Since, according to my WordPress website stats thingy, my post about my big belly (No, I’m Not Pregnant: My Big Belly) is one of my most popular I thought maybe I should give an update on that. For the sake of summary for those who don’t want to go read the original post, when I started THM I was wondering if there was any hope to shrink my disproportionally large belly. I looked 10-months pregnant and I wasn’t (see timeline series below). What follows is an abstract of a couple of years of medical testing to figure out an unrelated mysterious digestive issue that ultimately helped uncover at least part of why I have had a distended abdomen since the day I was born. My belly has shrunk considerably, but you would expect it to do so when losing 85 pounds. It is still a little bulge-y though.

My belly today
Timeline series from January 2016 through September 2019

After I had been following THM for about 6 months, I started getting this horrible pain in my abdomen, mainly in the upper right quadrant just below my ribs, after S meals. My mind, and my doctor’s mind, immediately went to gall stones. The symptoms were kind of classic–eat a fatty meal and 20 minutes later I was in pain so bad I couldn’t sit or do anything but lie down and wait for a couple hours for it to subside. I mean I couldn’t even concentrate enough to play Candy Crush to pass the time while I waited for it to go away; it hurt that bad. Had an abdominal ultrasound. No gall stones. My doctor suggested a HIDA scan to see if my gallbladder was just “sluggish,” but at that point, something in me didn’t really feel it was my gallbladder at all. I elected to wait and see.

Several months later, I had an attack so bad that I had my teen daughter drive me to the emergency room. Another ultrasound, this time by an ER doc that the nurse assured me was an ultrasound imaging wizard (he’d gone through some kind of fellowship program on it I guess). No gall stones. From there, the episodes morphed into a feeling like there was a sock stuffed below my right ribcage a lot of the time rather than pain so bad I couldn’t sit up. Needless to say, that sensation became pretty annoying. Back to my primary doctor I went. Another ultrasound. Still no gallstones nor anything else out of the ordinary. Off to a HIDA scan. Nothing. And then a CT scan. And then a lower GI series. (I’ll let you Google that to find out what it involves.) A visit with a gastroenterologist. Finally, a referral to a surgeon.

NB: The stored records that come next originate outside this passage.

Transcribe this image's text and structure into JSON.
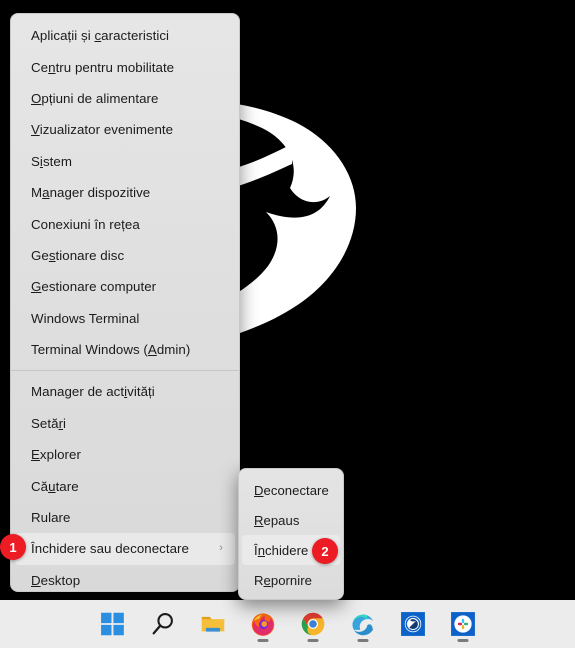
{
  "desktop": {
    "wallpaper_name": "abstract-brushstroke-wallpaper",
    "background_color": "#000000",
    "art_color": "#ffffff"
  },
  "winx_menu": {
    "name": "Win+X power user menu",
    "groups": [
      {
        "items": [
          {
            "label": "Aplicații și caracteristici",
            "accel_index": 13
          },
          {
            "label": "Centru pentru mobilitate",
            "accel_index": 2
          },
          {
            "label": "Opțiuni de alimentare",
            "accel_index": 0
          },
          {
            "label": "Vizualizator evenimente",
            "accel_index": 0
          },
          {
            "label": "Sistem",
            "accel_index": 1
          },
          {
            "label": "Manager dispozitive",
            "accel_index": 1
          },
          {
            "label": "Conexiuni în rețea",
            "accel_index": -1
          },
          {
            "label": "Gestionare disc",
            "accel_index": 2
          },
          {
            "label": "Gestionare computer",
            "accel_index": 0
          },
          {
            "label": "Windows Terminal",
            "accel_index": -1
          },
          {
            "label": "Terminal Windows (Admin)",
            "accel_index": 18
          }
        ]
      },
      {
        "items": [
          {
            "label": "Manager de activități",
            "accel_index": 14
          },
          {
            "label": "Setări",
            "accel_index": 4
          },
          {
            "label": "Explorer",
            "accel_index": 0
          },
          {
            "label": "Căutare",
            "accel_index": 2
          },
          {
            "label": "Rulare",
            "accel_index": -1
          },
          {
            "label": "Închidere sau deconectare",
            "accel_index": -1,
            "has_submenu": true,
            "highlighted": true,
            "chevron": "›"
          },
          {
            "label": "Desktop",
            "accel_index": 0
          }
        ]
      }
    ]
  },
  "shutdown_submenu": {
    "name": "Închidere sau deconectare submenu",
    "items": [
      {
        "label": "Deconectare",
        "accel_index": 0
      },
      {
        "label": "Repaus",
        "accel_index": 0
      },
      {
        "label": "Închidere",
        "accel_index": 1,
        "highlighted": true
      },
      {
        "label": "Repornire",
        "accel_index": 1
      }
    ]
  },
  "callouts": [
    {
      "id": "1",
      "text": "1",
      "color": "#ed1b24"
    },
    {
      "id": "2",
      "text": "2",
      "color": "#ed1b24"
    }
  ],
  "taskbar": {
    "background": "#ececed",
    "items": [
      {
        "name": "start-button",
        "icon": "windows-logo-icon",
        "running": false
      },
      {
        "name": "search-button",
        "icon": "search-icon",
        "running": false
      },
      {
        "name": "file-explorer",
        "icon": "folder-icon",
        "running": false
      },
      {
        "name": "firefox",
        "icon": "firefox-icon",
        "running": true
      },
      {
        "name": "google-chrome",
        "icon": "chrome-icon",
        "running": true
      },
      {
        "name": "microsoft-edge",
        "icon": "edge-icon",
        "running": true
      },
      {
        "name": "blue-s-app",
        "icon": "blue-s-app-icon",
        "running": false
      },
      {
        "name": "slack",
        "icon": "slack-icon",
        "running": true
      }
    ]
  }
}
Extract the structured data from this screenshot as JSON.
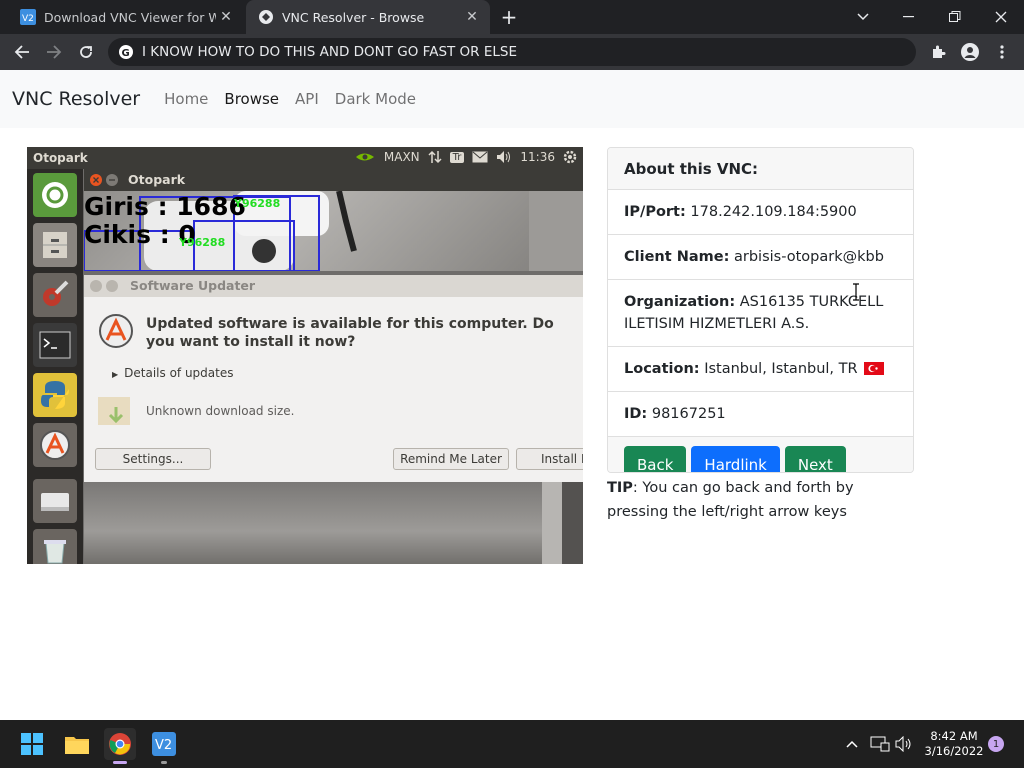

Come to find out I have something fairly rare known as mobile cecum, which means the part of my large intestine where the small one joins the large (right where my appendix is) is not anchored to my abdominal wall like it should be. It’s a birth defect (something I was born with). Essentially my appendix, and the portions of small and large intestine around it, is by my belly button. And, they can move about because they are not fixed in place like they should be. Also, I have an abnormally long descending colon (large intestine on my left side). Because I have more than the typical stuff in there and some of it is in the wrong place, it pushes my abdominal wall out rather than allowing it to be flat no matter how skinny I get. These abnormalities also finally explain, at least partly, my lifelong problems with constipation and digestion, and why eating more fiber and getting more exercise–the standard recommendation for constipation–have never been effective for relieving it for me. The fix? They could go in and sew the loose part to the wall where it belongs. BUT often abdominal surgery like that results in scar tissue (adhesions) forming around the abdominal organs, which can then cause intestinal blockages or strictures that reduce or block blood flow to organs resulting in organ death. Meaning more surgery. Possibly leading to more adhesions. Then more surgery. That cycle could be worse than the symptoms themselves, so I’m electing to live with it. However, neither the gastroenterologist nor the surgeon felt that this discovery explains the sock-stuffed feeling. That remains a mystery.